I’m always happy to see Ivan Reis and Ethan Van Sciver on a Green Lantern book, especially Van Sciver who helped launch Green Lantern: Rebirth. It’s also great to see relative new comer Aaron Kuder alongside them; he’s a great guy who lives not far from where I do and he’s one of those rising artists who you find yourself rooting for once you get a chance to talk with them and hear their personal story.
What Do I Think?
The state of the Green Lantern universe isn’t the same as when Johns first took over, in fact it’s in a better position than it has ever been before.
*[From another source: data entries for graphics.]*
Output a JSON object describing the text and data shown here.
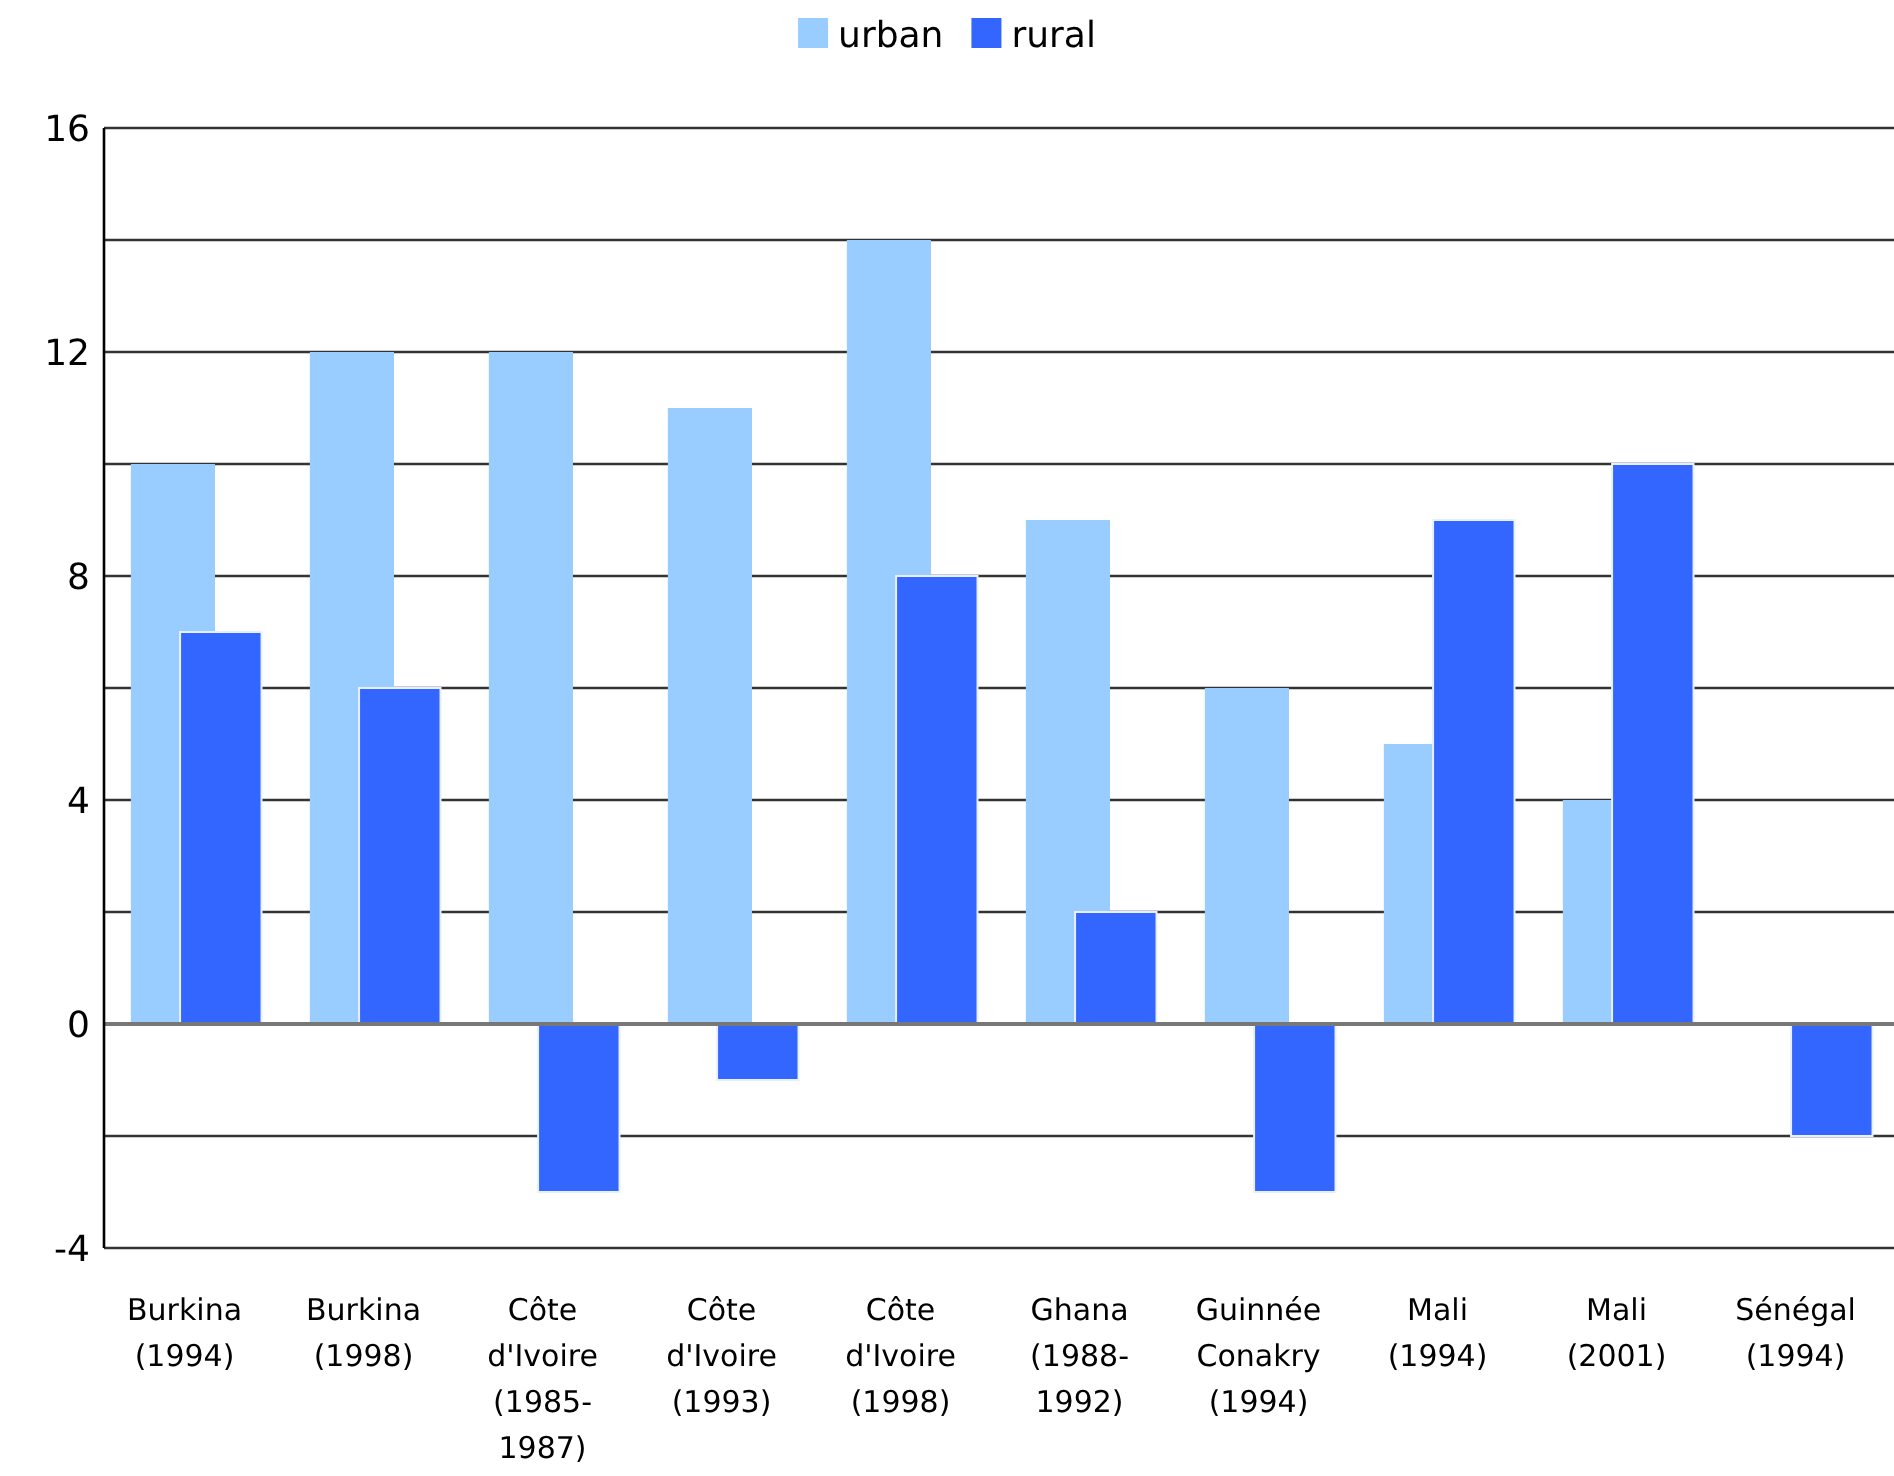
{
  "chart_data": {
    "type": "bar",
    "categories": [
      "Burkina (1994)",
      "Burkina (1998)",
      "Côte d'Ivoire (1985-1987)",
      "Côte d'Ivoire (1993)",
      "Côte d'Ivoire (1998)",
      "Ghana (1988-1992)",
      "Guinnée Conakry (1994)",
      "Mali (1994)",
      "Mali (2001)",
      "Sénégal (1994)"
    ],
    "series": [
      {
        "name": "urban",
        "color": "#99ccff",
        "values": [
          10,
          12,
          12,
          11,
          14,
          9,
          6,
          5,
          4,
          null
        ]
      },
      {
        "name": "rural",
        "color": "#3366ff",
        "values": [
          7,
          6,
          -3,
          -1,
          8,
          2,
          -3,
          9,
          10,
          -2
        ]
      }
    ],
    "ylim": [
      -4,
      16
    ],
    "yticks": [
      -4,
      {
        "value": -2,
        "label": null
      },
      0,
      {
        "value": 2,
        "label": null
      },
      4,
      {
        "value": 6,
        "label": null
      },
      8,
      {
        "value": 10,
        "label": null
      },
      12,
      {
        "value": 14,
        "label": null
      },
      16
    ],
    "grid": true,
    "legend": "top"
  }
}
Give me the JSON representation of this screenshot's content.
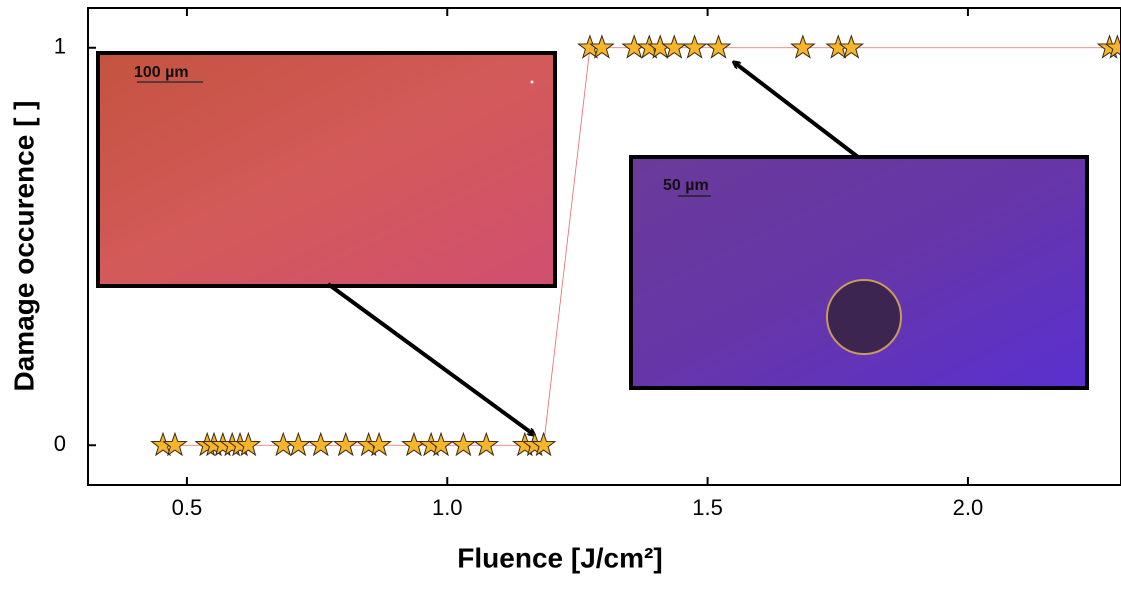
{
  "chart_data": {
    "type": "scatter",
    "x_label": "Fluence [J/cm²]",
    "y_label": "Damage occurence [ ]",
    "x": [
      0.454,
      0.477,
      0.539,
      0.552,
      0.569,
      0.587,
      0.602,
      0.618,
      0.685,
      0.714,
      0.757,
      0.805,
      0.849,
      0.869,
      0.936,
      0.969,
      0.988,
      1.031,
      1.075,
      1.149,
      1.168,
      1.185,
      1.274,
      1.297,
      1.359,
      1.388,
      1.409,
      1.436,
      1.475,
      1.521,
      1.683,
      1.751,
      1.776,
      2.272,
      2.287
    ],
    "values": [
      0,
      0,
      0,
      0,
      0,
      0,
      0,
      0,
      0,
      0,
      0,
      0,
      0,
      0,
      0,
      0,
      0,
      0,
      0,
      0,
      0,
      0,
      1,
      1,
      1,
      1,
      1,
      1,
      1,
      1,
      1,
      1,
      1,
      1,
      1
    ],
    "color": "#f7b52c",
    "line_color": "#e36a6a",
    "xlim": [
      0.31,
      2.294
    ],
    "ylim": [
      -0.1,
      1.1
    ],
    "xticks": [
      0.5,
      {
        "value": 1,
        "label": "1.0"
      },
      1.5,
      {
        "value": 2,
        "label": "2.0"
      }
    ],
    "yticks": [
      0,
      1
    ],
    "insets": [
      {
        "scale_label": "100 µm"
      },
      {
        "scale_label": "50 µm"
      }
    ]
  }
}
Granted the Guardians are dead and so is Black Hand, but for those and perhaps a few other losses the mythology itself has been expanded exponentially and the universe is ripe for stories to be told by the creators that follow in Johns’ footsteps. The scope of Johns’ work on this series is something that defines a career and I have little doubt that it will be one of those runs that the medium refers to for years to come. Geoff Johns name will forever be linked to Green Lantern and I look forward to more from him whenever he decides to visit Oa.I left comics for a period of time in the nineties and didn’t return until I’d heard about JSA and this new guy, Geoff Johns, who was writing it. I picked up an issue or two, got hooked by Johns’ handling of the characters and before long I was reading a few titles again. So when Green Lantern: Rebirth was announced with Geoff’s name attached I just had a feeling that it would be something special. Here I am now, a lot older and a little wiser, at the end of a run which has seen my favorite character elevated to where he has always belonged – flying among the stars, taking care of business and still getting the girl.Green Lantern #20 is everything you’d hope for and more. Yes, of course this issue gets ten out of ten lanterns – what’d you expect!